Identification: Bridge can be recognized by a clear distinction between some controlling entity and several different platforms that it relies on.

Conceptual Example

This example illustrates the structure of the Bridge design pattern. It focuses on answering these questions:

  • What classes does it consist of?
  • What roles do these classes play?
  • In what way the elements of the pattern are related?

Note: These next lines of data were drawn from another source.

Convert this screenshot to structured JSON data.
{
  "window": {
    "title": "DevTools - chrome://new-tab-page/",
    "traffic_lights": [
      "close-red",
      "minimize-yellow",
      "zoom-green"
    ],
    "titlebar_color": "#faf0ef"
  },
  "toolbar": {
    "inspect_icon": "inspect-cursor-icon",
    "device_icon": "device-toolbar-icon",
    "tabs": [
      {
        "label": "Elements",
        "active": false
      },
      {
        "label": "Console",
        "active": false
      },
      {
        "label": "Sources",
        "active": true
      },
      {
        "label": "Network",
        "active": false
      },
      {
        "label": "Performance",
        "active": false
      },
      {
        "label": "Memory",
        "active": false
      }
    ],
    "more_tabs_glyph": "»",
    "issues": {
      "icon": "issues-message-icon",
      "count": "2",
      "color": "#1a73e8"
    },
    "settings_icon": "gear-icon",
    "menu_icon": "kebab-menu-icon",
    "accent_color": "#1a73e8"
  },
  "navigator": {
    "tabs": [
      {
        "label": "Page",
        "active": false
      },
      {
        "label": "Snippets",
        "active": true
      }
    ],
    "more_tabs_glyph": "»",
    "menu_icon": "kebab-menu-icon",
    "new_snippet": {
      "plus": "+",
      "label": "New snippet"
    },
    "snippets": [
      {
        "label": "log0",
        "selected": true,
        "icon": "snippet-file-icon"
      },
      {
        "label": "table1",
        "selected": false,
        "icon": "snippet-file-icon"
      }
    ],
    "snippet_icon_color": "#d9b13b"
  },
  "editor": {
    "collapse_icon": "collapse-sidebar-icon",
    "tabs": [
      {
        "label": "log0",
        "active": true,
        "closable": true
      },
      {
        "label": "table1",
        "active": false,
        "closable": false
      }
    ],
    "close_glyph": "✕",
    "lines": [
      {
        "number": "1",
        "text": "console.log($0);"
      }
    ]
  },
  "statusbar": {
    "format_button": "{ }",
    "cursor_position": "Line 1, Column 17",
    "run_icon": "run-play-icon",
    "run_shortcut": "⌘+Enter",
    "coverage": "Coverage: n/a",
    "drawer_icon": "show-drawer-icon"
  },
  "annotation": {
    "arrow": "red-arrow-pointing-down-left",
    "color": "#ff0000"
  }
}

Program.cs: Conceptual Example

using System;

namespace RefactoringGuru.DesignPatterns.Bridge.Conceptual
{
    // The Abstraction defines the interface for the "control" part of the two
    // class hierarchies. It maintains a reference to an object of the
    // Implementation hierarchy and delegates all of the real work to this
    // object.
    class Abstraction
    {
        protected IImplementation _implementation;
		
        public Abstraction(IImplementation implementation)
        {
            this._implementation = implementation;
        }
		
        public virtual string Operation()
        {
            return "Abstract: Base operation with:\n" + 
                _implementation.OperationImplementation();
        }
    }

    // You can extend the Abstraction without changing the Implementation
    // classes.
    class ExtendedAbstraction : Abstraction
    {
        public ExtendedAbstraction(IImplementation implementation) : base(implementation)
        {
		}
		
        public override string Operation()
        {
            return "ExtendedAbstraction: Extended operation with:\n" +
                base._implementation.OperationImplementation();
        }
    }

    // The Implementation defines the interface for all implementation classes.
    // It doesn't have to match the Abstraction's interface. In fact, the two
    // interfaces can be entirely different. Typically the Implementation
    // interface provides only primitive operations, while the Abstraction
    // defines higher- level operations based on those primitives.
    public interface IImplementation
    {
        string OperationImplementation();
    }

    // Each Concrete Implementation corresponds to a specific platform and
    // implements the Implementation interface using that platform's API.
    class ConcreteImplementationA : IImplementation
    {
        public string OperationImplementation()
        {
            return "ConcreteImplementationA: The result in platform A.\n";
        }
    }

    class ConcreteImplementationB : IImplementation
    {
        public string OperationImplementation()
        {
            return "ConcreteImplementationA: The result in platform B.\n";
        }
    }

    class Client
    {
        // Except for the initialization phase, where an Abstraction object gets
        // linked with a specific Implementation object, the client code should
        // only depend on the Abstraction class. This way the client code can
        // support any abstraction-implementation combination.
        public void ClientCode(Abstraction abstraction)
        {
            Console.Write(abstraction.Operation());
        }
    }
    
    class Program
    {
        static void Main(string[] args)
        {
            Client client = new Client();

            Abstraction abstraction;
            // The client code should be able to work with any pre-configured
            // abstraction-implementation combination.
            abstraction = new Abstraction(new ConcreteImplementationA());
            client.ClientCode(abstraction);
            
            Console.WriteLine();
            
            abstraction = new ExtendedAbstraction(new ConcreteImplementationB());
            client.ClientCode(abstraction);
        }
    }
}

Output.txt: Execution result

Abstract: Base operation with:
ConcreteImplementationA: The result in platform A.

ExtendedAbstraction: Extended operation with:
ConcreteImplementationA: The result in platform B.